Información sobre los autores:

Carlos Veloso-da Veiga. Doctor and aggregate in Sociology, is a researcher at the Centre for Research in Social Sciences, and professor in the Department of Sociology, University of Minho Braga, Portugal. He teaches Data Analysis and Sociology of Disability and Rehabilitation and supervisor of master and doctoral theses. He is author and co-author of several books and scientific papers, especially in the area of disability and rehabilitation. His most recent publications are: "Responsabilidade social na Universidade: missão e governação" in Responsabilidade social organizacional, Famalicão: Humus (2012); "Subsídios para uma análise da mobilidade populacional à escala local: o caso do concelho de Vila Verde", in Caminhos nas Ciências Sociais, Braga: Universidade do Minho e Grácio Editores (2009); "La globalización y el lugar de la diferencia en el mercado de trabajo", in Revista Labor Interdisciplinaria de Desarrollo Regional, Santiago de Chile: Universidad de los Lagos (2009).

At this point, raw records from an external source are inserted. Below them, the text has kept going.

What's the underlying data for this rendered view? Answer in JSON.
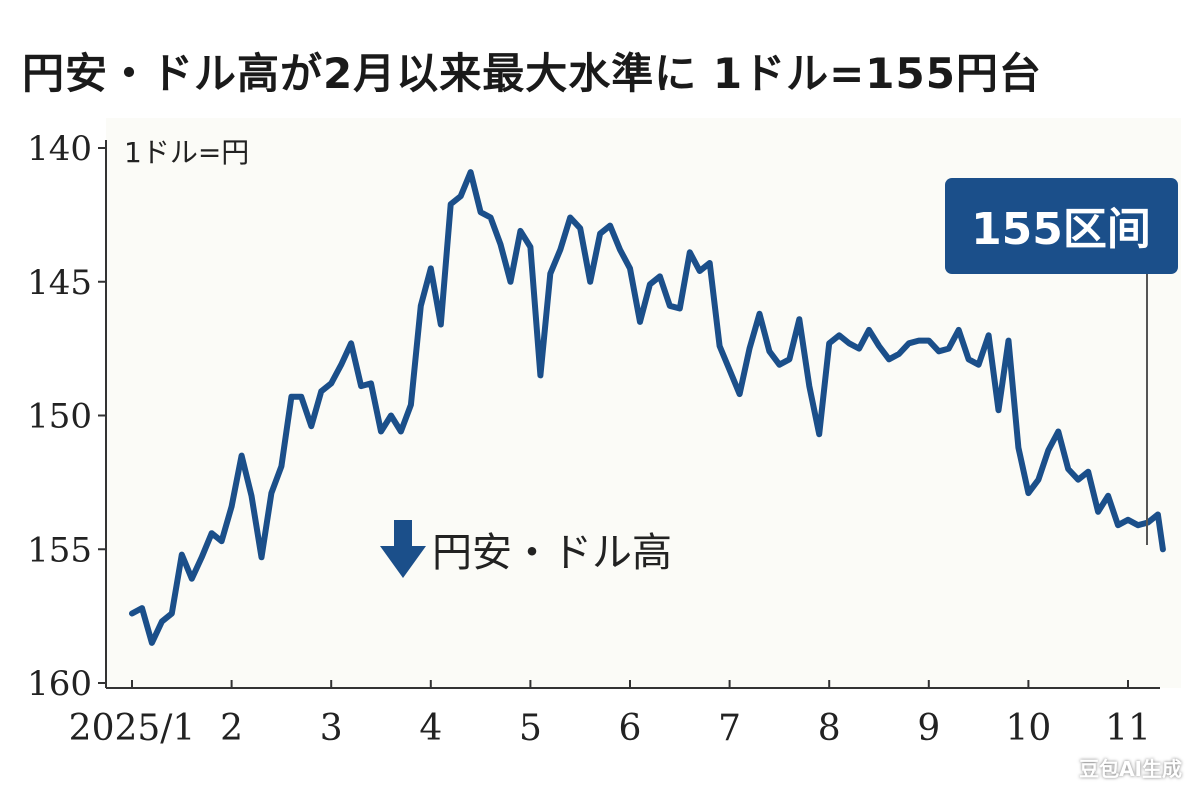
{
  "title": "円安・ドル高が2月以来最大水準に 1ドル=155円台",
  "chart_data": {
    "type": "line",
    "unit_label": "1ドル=円",
    "y_ticks": [
      "140",
      "145",
      "150",
      "155",
      "160"
    ],
    "ylim": [
      140,
      160
    ],
    "y_inverted": true,
    "x_ticks": [
      "2025/1",
      "2",
      "3",
      "4",
      "5",
      "6",
      "7",
      "8",
      "9",
      "10",
      "11"
    ],
    "callout": "155区间",
    "annotation": "円安・ドル高",
    "line_color": "#1b4f8a",
    "series": [
      {
        "x": [
          1.0,
          1.1,
          1.2,
          1.3,
          1.4,
          1.5,
          1.6,
          1.7,
          1.8,
          1.9,
          2.0,
          2.1,
          2.2,
          2.3,
          2.4,
          2.5,
          2.6,
          2.7,
          2.8,
          2.9,
          3.0,
          3.1,
          3.2,
          3.3,
          3.4,
          3.5,
          3.6,
          3.7,
          3.8,
          3.9,
          4.0,
          4.1,
          4.2,
          4.3,
          4.4,
          4.5,
          4.6,
          4.7,
          4.8,
          4.9,
          5.0,
          5.1,
          5.2,
          5.3,
          5.4,
          5.5,
          5.6,
          5.7,
          5.8,
          5.9,
          6.0,
          6.1,
          6.2,
          6.3,
          6.4,
          6.5,
          6.6,
          6.7,
          6.8,
          6.9,
          7.0,
          7.1,
          7.2,
          7.3,
          7.4,
          7.5,
          7.6,
          7.7,
          7.8,
          7.9,
          8.0,
          8.1,
          8.2,
          8.3,
          8.4,
          8.5,
          8.6,
          8.7,
          8.8,
          8.9,
          9.0,
          9.1,
          9.2,
          9.3,
          9.4,
          9.5,
          9.6,
          9.7,
          9.8,
          9.9,
          10.0,
          10.1,
          10.2,
          10.3,
          10.4,
          10.5,
          10.6,
          10.7,
          10.8,
          10.9,
          11.0,
          11.1,
          11.2,
          11.3,
          11.35
        ],
        "values": [
          157.4,
          157.2,
          158.5,
          157.7,
          157.4,
          155.2,
          156.1,
          155.3,
          154.4,
          154.7,
          153.4,
          151.5,
          153.0,
          155.3,
          152.9,
          151.9,
          149.3,
          149.3,
          150.4,
          149.1,
          148.8,
          148.1,
          147.3,
          148.9,
          148.8,
          150.6,
          150.0,
          150.6,
          149.6,
          145.9,
          144.5,
          146.6,
          142.1,
          141.8,
          140.9,
          142.4,
          142.6,
          143.6,
          145.0,
          143.1,
          143.7,
          148.5,
          144.7,
          143.8,
          142.6,
          143.0,
          145.0,
          143.2,
          142.9,
          143.8,
          144.5,
          146.5,
          145.1,
          144.8,
          145.9,
          146.0,
          143.9,
          144.6,
          144.3,
          147.4,
          148.3,
          149.2,
          147.5,
          146.2,
          147.6,
          148.1,
          147.9,
          146.4,
          148.9,
          150.7,
          147.3,
          147.0,
          147.3,
          147.5,
          146.8,
          147.4,
          147.9,
          147.7,
          147.3,
          147.2,
          147.2,
          147.6,
          147.5,
          146.8,
          147.9,
          148.1,
          147.0,
          149.8,
          147.2,
          151.2,
          152.9,
          152.4,
          151.3,
          150.6,
          152.0,
          152.4,
          152.1,
          153.6,
          153.0,
          154.1,
          153.9,
          154.1,
          154.0,
          153.7,
          155.0
        ]
      }
    ]
  }
}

Jorge Arzate Salgado. Doctor in Sociology from the University of Salamanca, Spain. He works as a professor at the Faculty of Political and Social Sciences, Autonomous University of Mexico State, Toluca, Mexico. His line of research are social inequalities. His most recent publications are: "Evaluación analítica de políticas educativas compensatorias en México. El caso de los programas de lucha contra la pobreza", 1988-2011", in Revista Mexicana de Investigación Educativa, vol. XVI, núm. 51 (2011); libro coordinado Reproducción de la pobreza en América Latina. Relaciones sociales, poder y estructuras económicas, Argentina: CLACSO-CROP.